Роль масонов темна, и касаться этого мы сейчас не будем, тем более что подобному сюжету имеется много разного рода «посвящений». В России кроме масонов имелись более многочисленные и влиятельные силы, которые были заинтересованы в большой войне. Для них война являлась беспроигрышной лотереей. С одной стороны, на войне можно было нажить огромные капиталы и в случае победы получить новые рынки сбыта, подавить своих конкурентов на мировой арене. Существовала и другая сторона медали.

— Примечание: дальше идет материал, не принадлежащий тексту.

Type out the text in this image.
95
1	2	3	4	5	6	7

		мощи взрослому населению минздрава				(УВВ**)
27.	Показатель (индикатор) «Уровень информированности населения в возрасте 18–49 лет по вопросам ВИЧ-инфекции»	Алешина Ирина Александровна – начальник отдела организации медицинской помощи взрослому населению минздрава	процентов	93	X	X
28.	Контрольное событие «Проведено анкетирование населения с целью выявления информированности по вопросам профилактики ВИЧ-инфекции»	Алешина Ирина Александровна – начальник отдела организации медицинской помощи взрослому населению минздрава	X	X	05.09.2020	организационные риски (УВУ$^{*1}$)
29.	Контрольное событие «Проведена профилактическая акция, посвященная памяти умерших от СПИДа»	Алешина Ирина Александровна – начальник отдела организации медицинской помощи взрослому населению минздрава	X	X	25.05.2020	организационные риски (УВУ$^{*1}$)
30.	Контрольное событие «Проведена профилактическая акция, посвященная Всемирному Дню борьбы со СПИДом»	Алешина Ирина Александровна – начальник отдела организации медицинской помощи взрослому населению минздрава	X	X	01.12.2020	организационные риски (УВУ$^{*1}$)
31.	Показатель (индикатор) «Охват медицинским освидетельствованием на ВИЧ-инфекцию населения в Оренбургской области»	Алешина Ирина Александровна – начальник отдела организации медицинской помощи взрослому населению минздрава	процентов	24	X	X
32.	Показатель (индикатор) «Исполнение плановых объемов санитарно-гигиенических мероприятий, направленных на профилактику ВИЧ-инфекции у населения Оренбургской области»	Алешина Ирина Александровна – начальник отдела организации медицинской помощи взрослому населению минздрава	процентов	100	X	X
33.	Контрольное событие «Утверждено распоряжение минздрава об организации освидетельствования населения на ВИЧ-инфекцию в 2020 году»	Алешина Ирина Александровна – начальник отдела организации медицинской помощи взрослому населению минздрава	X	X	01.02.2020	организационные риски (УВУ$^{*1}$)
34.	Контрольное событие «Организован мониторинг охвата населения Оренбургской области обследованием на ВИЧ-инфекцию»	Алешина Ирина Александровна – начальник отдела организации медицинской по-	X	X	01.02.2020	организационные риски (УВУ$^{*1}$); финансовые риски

Реальные силы оппозиции в России на надежду уступки власти со стороны самодержавного царского режима (в условиях мирного времени при успешном экономическом и социальном развитии страны) рассчитывать не могли. Уступки хотя бы части власти можно было добиться или вырвать лишь в трудных условиях военного времени и неудовольствия населения. Такие же надежды питали и революционеры, т.к. их ставка на восстание 120 млн. крестьян в борьбе за землю была основательно подорвана началом проведения аграрной реформы Столыпина.

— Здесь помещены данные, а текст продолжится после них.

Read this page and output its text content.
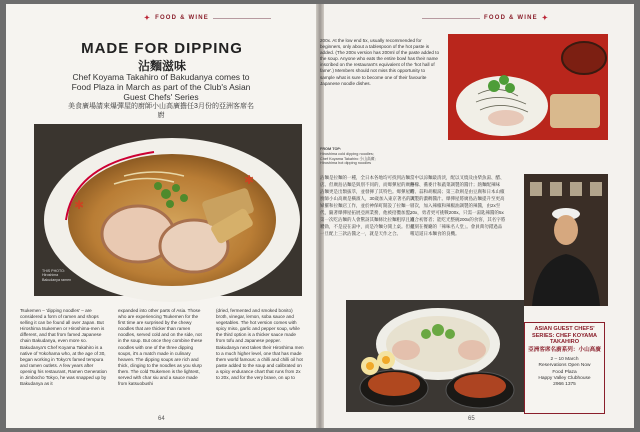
✦ FOOD & WINE
MADE FOR DIPPING
沾麵滋味
Chef Koyama Takahiro of Bakudanya comes to Food Plaza in March as part of the Club's Asian Guest Chefs' Series
美食廣場請來爆彈屋的廚師小山高廣擔任3月份的亞洲客席名廚
✱
✱
THIS PHOTO:
Hiroshima
Bakudanya ramen
Tsukemen – 'dipping noodles' – are considered a form of ramen and shops selling it can be found all over Japan. But Hiroshima tsukemen or Hiroshima-men is different, and that from famed Japanese chain Bakudanya, even more so. Bakudanya's Chef Koyama Takahiro is a native of Yokohama who, at the age of 30, began working in Tokyo's famed tempura and ramen outlets. A few years after opening his restaurant, Ramen Generation in Jimbocho Tokyo, he was snapped up by Bakudanya as it
expanded into other parts of Asia. Those who are experiencing Tsukemen for the first time are surprised by the chewy noodles that are thicker than ramen noodles, served cold and on the side, not in the soup. But once they combine these noodles with one of the three dipping soups, it's a match made in culinary heaven. The dipping soups are rich and thick, clinging to the noodles as you slurp them. The cold Tsukemen is the lightest, served with char siu and a sauce made from katsuobushi
(dried, fermented and smoked bonito) broth, vinegar, lemon, soba sauce and vegetables. The hot version comes with spicy miso, garlic and pepper soup, while the third option is a thicker sauce made from tofu and Japanese pepper. Bakudanya next takes their Hiroshima men to a much higher level, one that has made them world famous: a chilli and chilli oil hot paste added to the soup and calibrated on a spicy endurance chart that runs from 2x to 20x, and for the very brave, on up to
64
FOOD & WINE ✦
200x. At the low end 5x, usually recommended for beginners, only about a tablespoon of the hot paste is added. (The 200x version has 200ml of the paste added to the soup. Anyone who eats the entire bowl has their name inscribed on the restaurant's equivalent of the 'hot hall of fame'.) Members should not miss this opportunity to sample what is sure to become one of their favourite Japanese noodle dishes.
FROM TOP:
Hiroshima cold dipping noodles;
Chef Koyama Takahiro 小山高廣;
Hiroshima hot dipping noodles
沾麵是拉麵的一種，全日本各地均可找到沾麵店。但廣島沾麵是與別不同的，而爆彈屋的廣島沾麵更是出類拔萃，並發揮了其特色。爆彈屋的廚師小山高廣是橫濱人，30歲加入東京著名的天婦羅和拉麵店工作，並於神保町開設了拉麵一代，隨著爆彈屋拓展亞洲業務，他被招攬加盟。第一次吃沾麵的人會驚訝其麵條比拉麵粗厚且富嚼勁，不是浸在湯中，而是冷麵分開上桌。但是一旦配上三款沾醬之一，就是天作之合。
當中以涼麵最清淡，配以叉燒及由柴魚湯、醋、檸檬、蕎麥汁和蔬菜調製的醬汁；熱麵配辣味噌、蒜和胡椒湯；第三款則是由豆腐和日本山椒調製的濃稠醬汁。爆彈屋將廣島沾麵提升至更高層次，加入辣椒和辣椒油調製的辣醬，由2x至20x，勇者更可挑戰200x。只需一湯匙辣醬的5x適合初嘗者；能吃光整碗200x的食客，其名字將被刻在餐廳的「辣味名人堂」。會員萬勿錯過品嚐這道日本麵食的良機。
65
ASIAN GUEST CHEFS' SERIES: CHEF KOYAMA TAKAHIRO
亞洲客席名廚系列：小山高廣
2 – 10 March
Reservations Open Now
Food Plaza
Happy Valley Clubhouse
2966 1375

Рвавшийся к государственному рулю новый класс, главным образом в лице крупной буржуазии, понять было можно. Россия управлялась вся, по меткому выражению императора Николая I, «30 000 столоначальников»[87], т.е. профессиональной бюрократией. Для того чтобы добиться влиятельного положения в государственном аппарате, чтобы стать директором департамента, сенатором или министром, нужно было пройти длинную лестницу служебной карьеры, и никакие миллионы не могли играть решающей роли и освободить от этой обязанности. Российская буржуазия считала себя обиженной таким положением. Она стремилась играть в России такую же доминирующую роль, которую имела крупная буржуазия в Европе. Таким образом, приближалось время открытой схватки с царем за перестройку российской государственности по меркам их личных и сословных интересов. Военная обстановка этому могла благоприятствовать.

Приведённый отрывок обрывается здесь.